Offline kit: Copy buttons produce the full verification sequence:

curl -LO https://downloads.stella-ops.org/offline/stella-ops-offline-kit-2025.10.0-edge.tar.gz
curl -LO https://downloads.stella-ops.org/offline/stella-ops-offline-kit-2025.10.0-edge.tar.gz.sig
cosign verify-blob \
  --key https://stella-ops.org/keys/cosign.pub \
  --signature stella-ops-offline-kit-2025.10.0-edge.tar.gz.sig \
  stella-ops-offline-kit-2025.10.0-edge.tar.gz

Exports: Drawer lists CLI equivalents (for example, stella findings export --run <id>). When the CLI supports resume tokens, the command includes --resume-token from the manifest entry.
Automation: Webhook tab copies curl snippets to subscribe to /downloads/hooks/subscribe?topic=<artifact> and includes payload schema for integration tests.

Parity buttons write commands to the clipboard and display a toast confirming scope hints (for example, Requires downloads.read + tenant scope). Accessibility shortcuts (Shift+D) trigger the primary copy action for keyboard users.

7 - Offline and air-gap workflow

Manifest sync: Offline users download manifest/offline-manifest.json plus detached JWS and import it via stella offline kit import. Console highlights if the offline manifest predates the online manifest by more than 7 days.
Artefact staging: The workspace enumerates removable media instructions (export to ./staging/<channel>/) and warns when artefacts exceed configured media size thresholds.
Mirrors: Buttons copy oras copy commands that mirror images to an internal registry (registry.<tenant>.internal). Operators can toggle --insecure-policy if the destination uses custom trust roots.
Parity checks: downloads.offlineParity flag surfaces the latest parity report verifying that Offline Kit contents match the downloads manifest digests.
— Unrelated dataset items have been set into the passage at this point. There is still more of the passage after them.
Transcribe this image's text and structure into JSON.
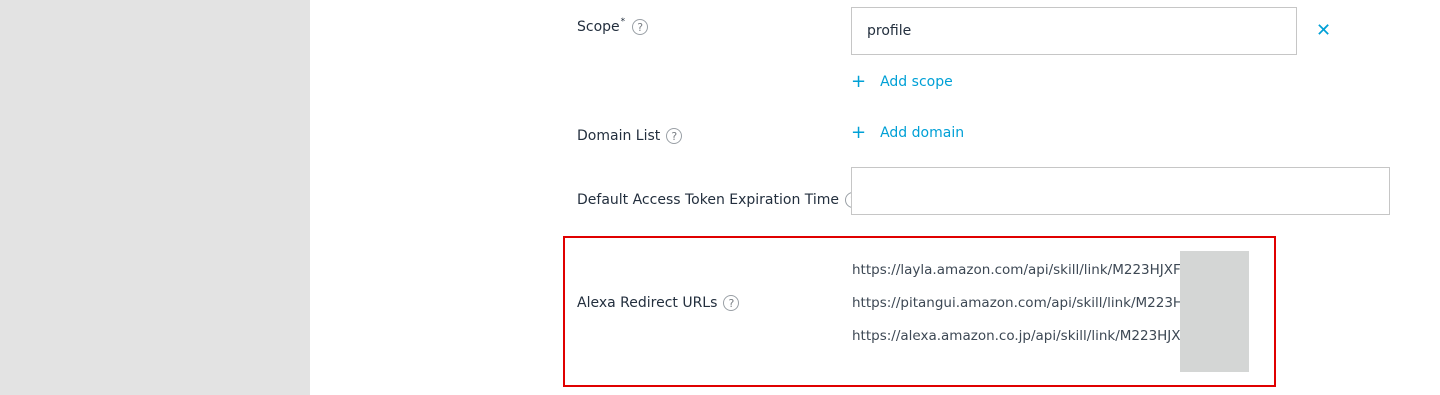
{
  "scope": {
    "label": "Scope",
    "required_mark": "*",
    "help": "?",
    "value": "profile",
    "remove_glyph": "✕",
    "add_plus": "+",
    "add_label": "Add scope"
  },
  "domain_list": {
    "label": "Domain List",
    "help": "?",
    "add_plus": "+",
    "add_label": "Add domain"
  },
  "token_expiration": {
    "label": "Default Access Token Expiration Time",
    "help": "?",
    "value": ""
  },
  "redirect_urls": {
    "label": "Alexa Redirect URLs",
    "help": "?",
    "urls": [
      "https://layla.amazon.com/api/skill/link/M223HJXFT",
      "https://pitangui.amazon.com/api/skill/link/M223HJ",
      "https://alexa.amazon.co.jp/api/skill/link/M223HJXF"
    ]
  },
  "colors": {
    "link": "#00a0d6",
    "highlight": "#e00000",
    "sidebar": "#e3e3e3",
    "redaction": "#d4d6d5"
  }
}
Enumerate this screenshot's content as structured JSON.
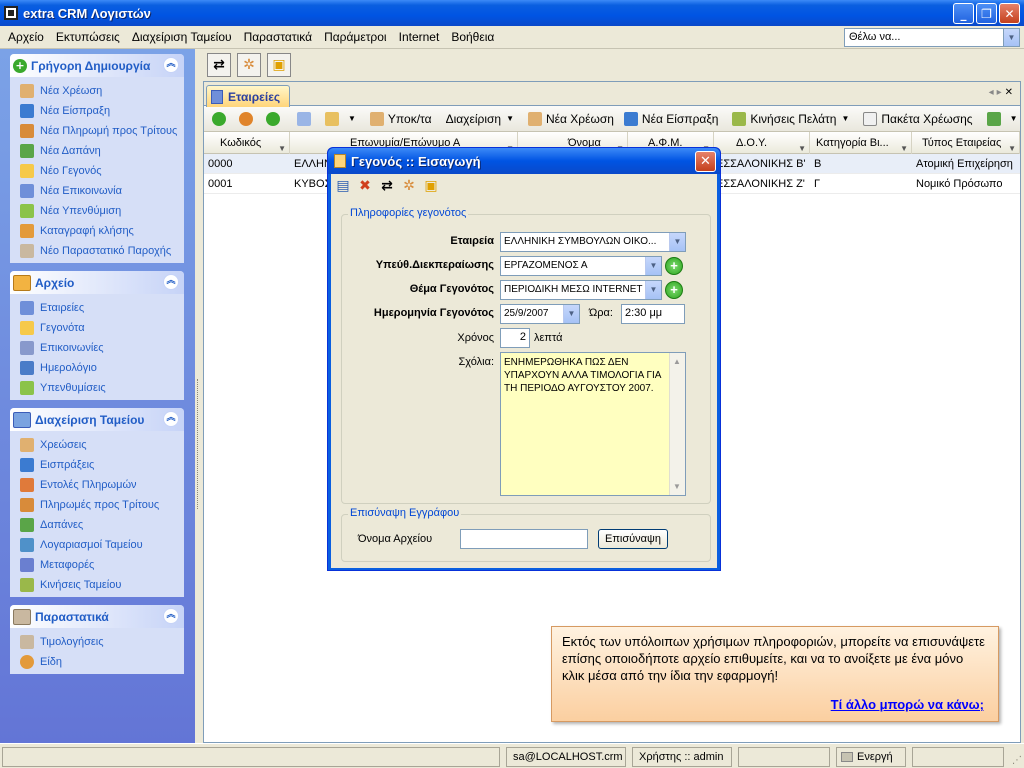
{
  "window": {
    "title": "extra CRM Λογιστών"
  },
  "menu": [
    "Αρχείο",
    "Εκτυπώσεις",
    "Διαχείριση Ταμείου",
    "Παραστατικά",
    "Παράμετροι",
    "Internet",
    "Βοήθεια"
  ],
  "want_to": {
    "value": "Θέλω να..."
  },
  "sidebar": {
    "quick_create": {
      "title": "Γρήγορη Δημιουργία",
      "items": [
        "Νέα Χρέωση",
        "Νέα Είσπραξη",
        "Νέα Πληρωμή προς Τρίτους",
        "Νέα Δαπάνη",
        "Νέο Γεγονός",
        "Νέα Επικοινωνία",
        "Νέα Υπενθύμιση",
        "Καταγραφή κλήσης",
        "Νέο Παραστατικό Παροχής"
      ]
    },
    "archive": {
      "title": "Αρχείο",
      "items": [
        "Εταιρείες",
        "Γεγονότα",
        "Επικοινωνίες",
        "Ημερολόγιο",
        "Υπενθυμίσεις"
      ]
    },
    "cash": {
      "title": "Διαχείριση Ταμείου",
      "items": [
        "Χρεώσεις",
        "Εισπράξεις",
        "Εντολές Πληρωμών",
        "Πληρωμές προς Τρίτους",
        "Δαπάνες",
        "Λογαριασμοί Ταμείου",
        "Μεταφορές",
        "Κινήσεις Ταμείου"
      ]
    },
    "docs": {
      "title": "Παραστατικά",
      "items": [
        "Τιμολογήσεις",
        "Είδη"
      ]
    }
  },
  "tab": {
    "label": "Εταιρείες"
  },
  "toolbar2": {
    "subtotal": "Υποκ/τα",
    "manage": "Διαχείριση",
    "new_charge": "Νέα Χρέωση",
    "new_receipt": "Νέα Είσπραξη",
    "client_moves": "Κινήσεις Πελάτη",
    "charge_packages": "Πακέτα Χρέωσης"
  },
  "grid": {
    "headers": [
      "Κωδικός",
      "Επωνυμία/Επώνυμο Α",
      "Όνομα",
      "Α.Φ.Μ.",
      "Δ.Ο.Υ.",
      "Κατηγορία Βι...",
      "Τύπος Εταιρείας"
    ],
    "rows": [
      [
        "0000",
        "ΕΛΛΗΝ",
        "",
        "",
        "ΕΣΣΑΛΟΝΙΚΗΣ Β'",
        "Β",
        "Ατομική Επιχείρηση"
      ],
      [
        "0001",
        "ΚΥΒΟΣ",
        "",
        "",
        "ΕΣΣΑΛΟΝΙΚΗΣ Ζ'",
        "Γ",
        "Νομικό Πρόσωπο"
      ]
    ]
  },
  "dialog": {
    "title": "Γεγονός :: Εισαγωγή",
    "info_group": "Πληροφορίες γεγονότος",
    "company_label": "Εταιρεία",
    "company_value": "ΕΛΛΗΝΙΚΗ ΣΥΜΒΟΥΛΩΝ ΟΙΚΟ...",
    "handler_label": "Υπεύθ.Διεκπεραίωσης",
    "handler_value": "ΕΡΓΑΖΟΜΕΝΟΣ Α",
    "topic_label": "Θέμα Γεγονότος",
    "topic_value": "ΠΕΡΙΟΔΙΚΗ ΜΕΣΩ INTERNET",
    "date_label": "Ημερομηνία Γεγονότος",
    "date_value": "25/9/2007",
    "time_label": "Ώρα:",
    "time_value": "2:30 μμ",
    "duration_label": "Χρόνος",
    "duration_value": "2",
    "duration_unit": "λεπτά",
    "comments_label": "Σχόλια:",
    "comments_value": "ΕΝΗΜΕΡΩΘΗΚΑ ΠΩΣ ΔΕΝ ΥΠΑΡΧΟΥΝ ΑΛΛΑ ΤΙΜΟΛΟΓΙΑ ΓΙΑ ΤΗ ΠΕΡΙΟΔΟ ΑΥΓΟΥΣΤΟΥ 2007.",
    "attach_group": "Επισύναψη Εγγράφου",
    "filename_label": "Όνομα Αρχείου",
    "filename_value": "",
    "attach_button": "Επισύναψη"
  },
  "tip": {
    "text": "Εκτός των υπόλοιπων χρήσιμων πληροφοριών, μπορείτε να επισυνάψετε επίσης οποιοδήποτε αρχείο επιθυμείτε, και να το ανοίξετε με ένα μόνο κλικ μέσα από την ίδια την εφαρμογή!",
    "link": "Τί άλλο μπορώ να κάνω;"
  },
  "status": {
    "server": "sa@LOCALHOST.crm",
    "user": "Χρήστης :: admin",
    "state": "Ενεργή"
  }
}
If diff detected, UI raises a banner linking to remediation steps.
Audit logging: Every download command triggered from the UI emits ui.download.commandCopied with artifact ID, digest, and tenant. Logs feed the evidence locker so air-gap imports can demonstrate provenance.

8 - Observability and quotas

Signal	Source	Description
`ui_download_manifest_refresh_seconds`	Console metrics	Measures time to fetch and verify manifest. Targets < 3 s.
`ui_download_export_queue_depth`	`/console/downloads` API	Number of pending exports (per tenant). Surfaces as card and Grafana panel.
`ui_download_command_copied_total`	Console logs	Count of copy actions by artifact type, used to gauge CLI parity adoption.
`downloads.export.duration`	Export orchestrator	Duration histograms for bundle generation; alerts if P95 > 60 s.
`downloads.quota.remaining`	Authority quota service	Anonymous users limited to 33 exports/day, verified users 333/day. Banner turns amber at 90 % usage as per platform policy.

Telemetry entries include correlation IDs that match backend manifest refresh logs and export job records to keep troubleshooting deterministic.

9 - References

/docs/ui/console-overview.md - primary shell, tenant controls, SSE ticker.
/docs/ui/navigation.md - route ownership and keyboard shortcuts.
/docs/ui/sbom-explorer.md - export flows feeding the downloads queue.
/docs/ui/runs.md - evidence bundle integration.
/docs/24_OFFLINE_KIT.md - offline kit packaging and verification.
/docs/security/console-security.md - scopes, CSP, and download token handling.
/docs/cli-vs-ui-parity.md - CLI equivalence checks (pending).
deploy/releases/*.yaml - source of container digests mirrored into the manifest.

10 - Compliance checklist

[ ] Manifest schema documented (fields, signature, caching) and sample kept current.
[ ] Artefact categories mapped to manifest entries and parity workflows.
[ ] Download statuses, retention, and cancellation rules explained.
[ ] CLI copy-to-clipboard commands mirror console actions with scope hints.
[ ] Offline/air-gap parity workflow, mirror commands, and audit logging captured.
[ ] Observability metrics and quota signalling documented.
[ ] References cross-linked to adjacent docs (navigation, exports, offline kit).
[ ] Accessibility shortcuts and copy-to-clipboard behaviour noted with compliance reminder.

Last updated: 2025-10-27 (Sprint 23).